Bir vakit çocuk nörolojisi rotasyonu yaparken birlikte çalıştığım, çocuk ve ergen psikiyatrisi ihtisasını bitirmek üzere olan bir arkadaşım iki aylık gözlemlerine dayanarak bir gün bana, “Sen erişkin yaşa gelmiş bir dikkat eksikliği vakasısın. Odaklanma sorunun var.” demişti. “Hadi canım. Bütün gün kiatap okuyabilirim. Öyle olsa yapamazdım,” dedim. “Sevdiğin şeyleri yaparsın ve odaklanırsın, sorun olmaz zaten. İşini seviyorsan başarılı olursun. İlgini çekmiyorsa tamamlamakta zorlanırsın ya da uzun sürede bölük pörçük bir şekilde, aralarda başka başka şeylerle ilgilenerek yaparsın” diye cevap vermişti. Düşününce hak vermiştim. Oldum olası ders dinlemede zorlanmam, üniversite sınavı öncesinde bana yardımcı olan matematik öğretmenimin “beş dakika daha otur, söz dersi bitiricem,” diye bana adeta yalvarması, anadolu liseleri sınavında yaptığım basit hesap hatası yüzünden babamın çileden çıkması, oturup bir filmi başından sonuna seyredememem, kağıt oyunlarından neredeyse nefret etmem, sonrasında altı aydan uzun aynı yerde çalışamamam (bu işte 3 yıl oldu ama sürekli seyahat ediyorum, ihtisasta da aynı yerde 4 yıl çalışmaya mecburdum.
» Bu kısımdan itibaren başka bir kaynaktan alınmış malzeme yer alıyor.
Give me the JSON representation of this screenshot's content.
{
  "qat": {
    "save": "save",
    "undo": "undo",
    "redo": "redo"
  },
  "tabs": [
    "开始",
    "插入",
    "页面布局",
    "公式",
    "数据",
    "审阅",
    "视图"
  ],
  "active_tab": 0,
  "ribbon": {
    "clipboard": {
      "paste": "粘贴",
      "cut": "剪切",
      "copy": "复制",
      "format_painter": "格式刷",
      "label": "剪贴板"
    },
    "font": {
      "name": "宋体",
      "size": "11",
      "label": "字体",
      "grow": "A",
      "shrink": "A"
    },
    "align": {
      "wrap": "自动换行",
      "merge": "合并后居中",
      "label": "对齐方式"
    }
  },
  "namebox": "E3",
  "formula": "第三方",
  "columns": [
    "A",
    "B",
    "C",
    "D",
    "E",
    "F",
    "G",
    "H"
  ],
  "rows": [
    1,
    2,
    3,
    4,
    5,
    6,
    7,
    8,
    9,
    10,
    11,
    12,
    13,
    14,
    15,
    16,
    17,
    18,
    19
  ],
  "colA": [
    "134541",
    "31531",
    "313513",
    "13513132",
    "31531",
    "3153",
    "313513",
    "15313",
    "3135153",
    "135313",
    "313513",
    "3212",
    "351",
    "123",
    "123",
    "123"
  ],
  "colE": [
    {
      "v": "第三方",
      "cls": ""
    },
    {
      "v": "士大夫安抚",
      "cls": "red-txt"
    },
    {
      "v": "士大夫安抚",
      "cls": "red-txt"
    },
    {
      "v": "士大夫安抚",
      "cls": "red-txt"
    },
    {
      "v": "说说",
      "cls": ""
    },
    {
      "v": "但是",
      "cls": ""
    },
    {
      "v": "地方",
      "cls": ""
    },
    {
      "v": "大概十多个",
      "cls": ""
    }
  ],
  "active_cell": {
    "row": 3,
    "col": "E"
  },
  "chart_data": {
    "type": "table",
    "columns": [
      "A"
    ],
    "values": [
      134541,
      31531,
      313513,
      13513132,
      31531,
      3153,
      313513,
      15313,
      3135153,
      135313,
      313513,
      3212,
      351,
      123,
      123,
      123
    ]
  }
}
Halbuki çok kaçıp gidesim gelmişti) belki de bu yüzdendi. “Eee.. n’apıcaz şimdi?” diye sorduğumda “Akademik anlamda bu aşamaya kadar geldiğine göre ilaç kullanmayıp kendine yardımcı olacak yöntemleri öğrenmeyi deneyebilirsin,” demişti.
Acaba benden Kem’e de mi geçti? Muhtemelen. Bakalım, bence biraz daha gözleme ihtiyaç var. Okul başarısında sorun olmadığına ve hatta gayet iyi olduğuna göre en kötüsü benim gibi ara ara heyecanlar yaşayarak yaşamını idame ettirir.